Infection is a major cause of morbidity and mortality in individuals with mitochondrial disease, frequently triggering metabolic decompensation, multiorgan dysfunction, and neurologic deterioration. In the context of the recent COVID19 pandemic, people with mitochondrial disease are at increased risk for severe disease and poor outcomes if infected. However, the mechanisms for this link between infection and clinical decline are incompletely understood. Given that people with mitochondrial disease are particularly susceptible to infection and may experience delayed recovery, we hypothesize that this is partly due to immune factors that influence host-pathogen interactions.

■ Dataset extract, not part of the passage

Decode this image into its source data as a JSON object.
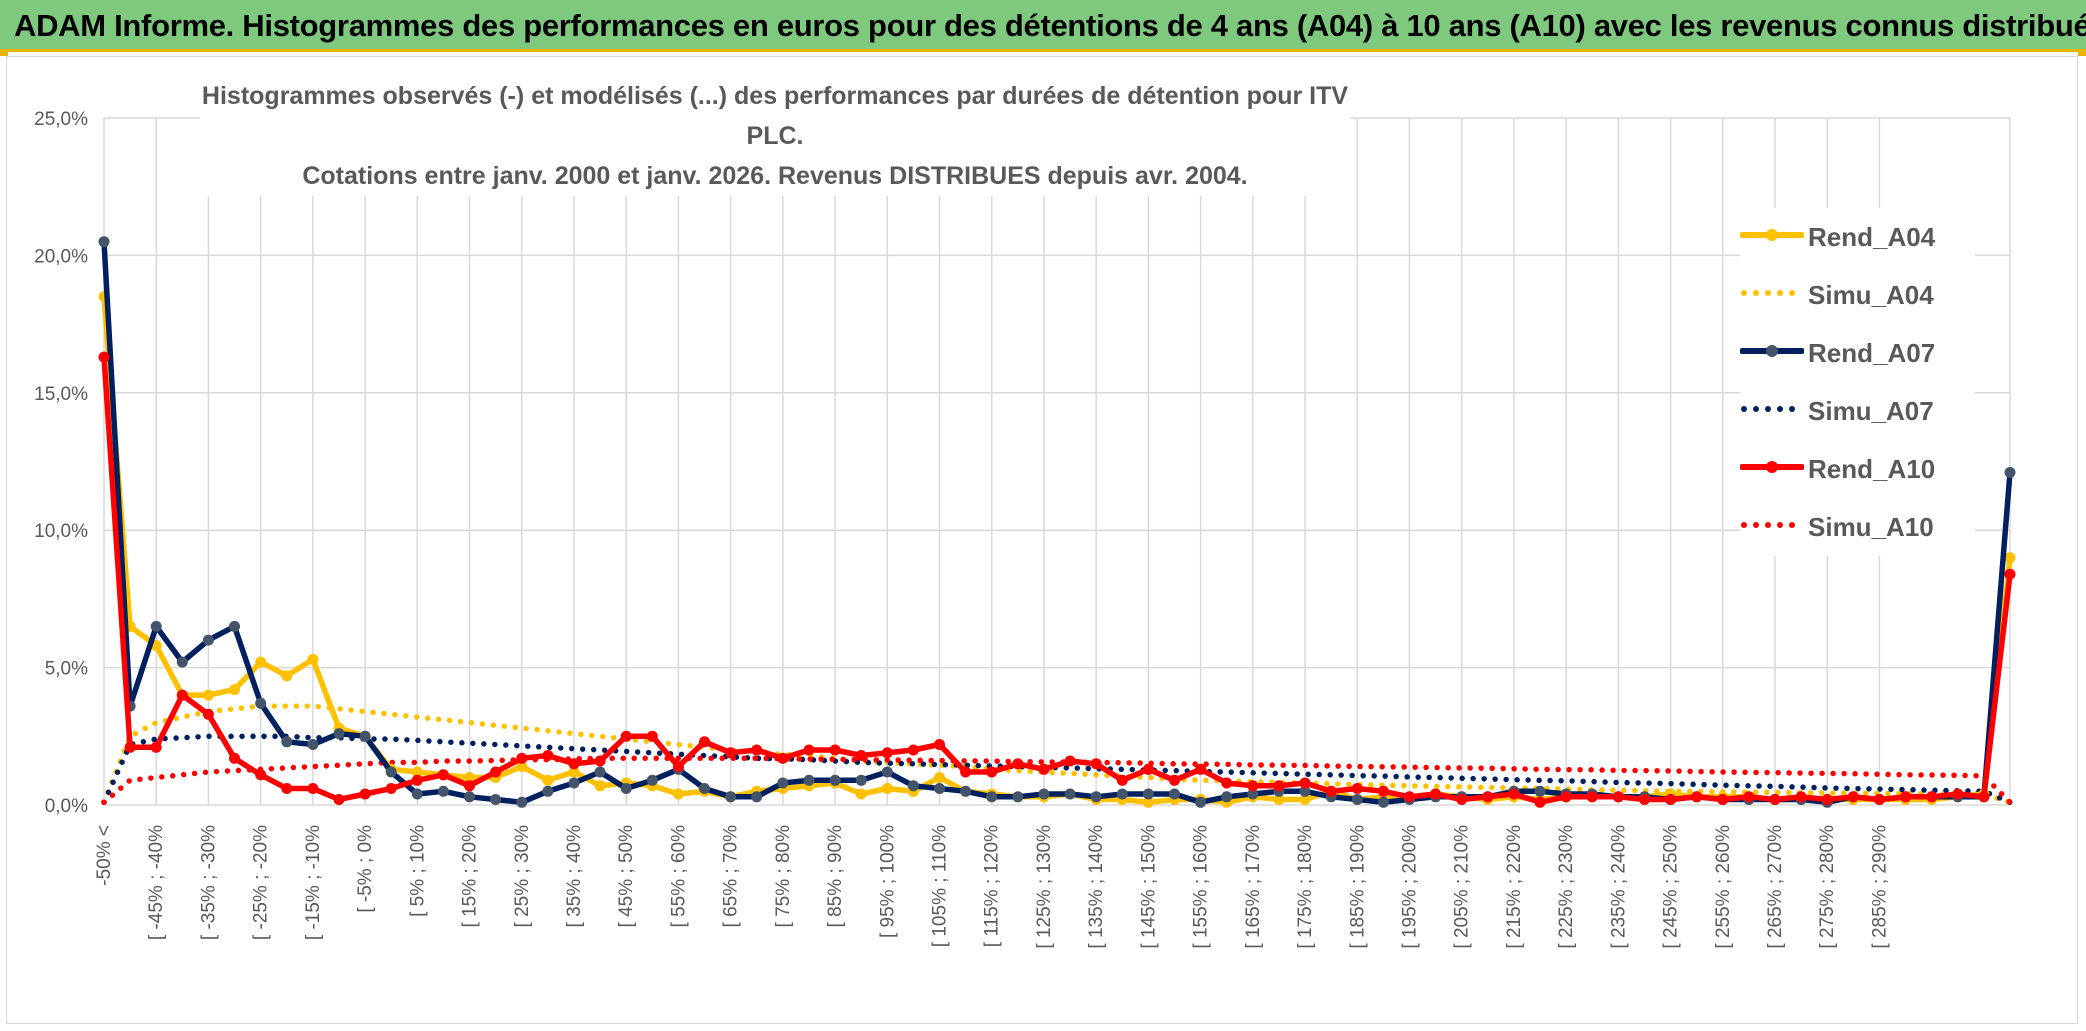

The purpose of this protocol is to collect biological specimens to identify immune signatures that contribute to the phenotype of infection and outcomes in patients with mitochondrial disease who become ill during the COVID19 pandemic. To compare these cases with others of similar genetic backgrounds and environmental exposures, we will also collect specimens from family members. We will then examine how these signatures correlate with comprehensive quantifiable clinical measures throughout the course of the disease, from presenting symptoms through acute decompensation, stabilization, and convalescence. While this protocol is developed during the COVID-19 pandemic with a focus on a specific infectious pathogen, we hope that this study will extend beyond the pandemic in an effort to understand acute infectious illness in patients with mitochondrial disease more broadly. Additionally, it will serve as a remote adjunct to the NIH MINI Study, a natural history study focused on the immunophenotype of mitochondrial disease conducted at the NIH Clinical Center.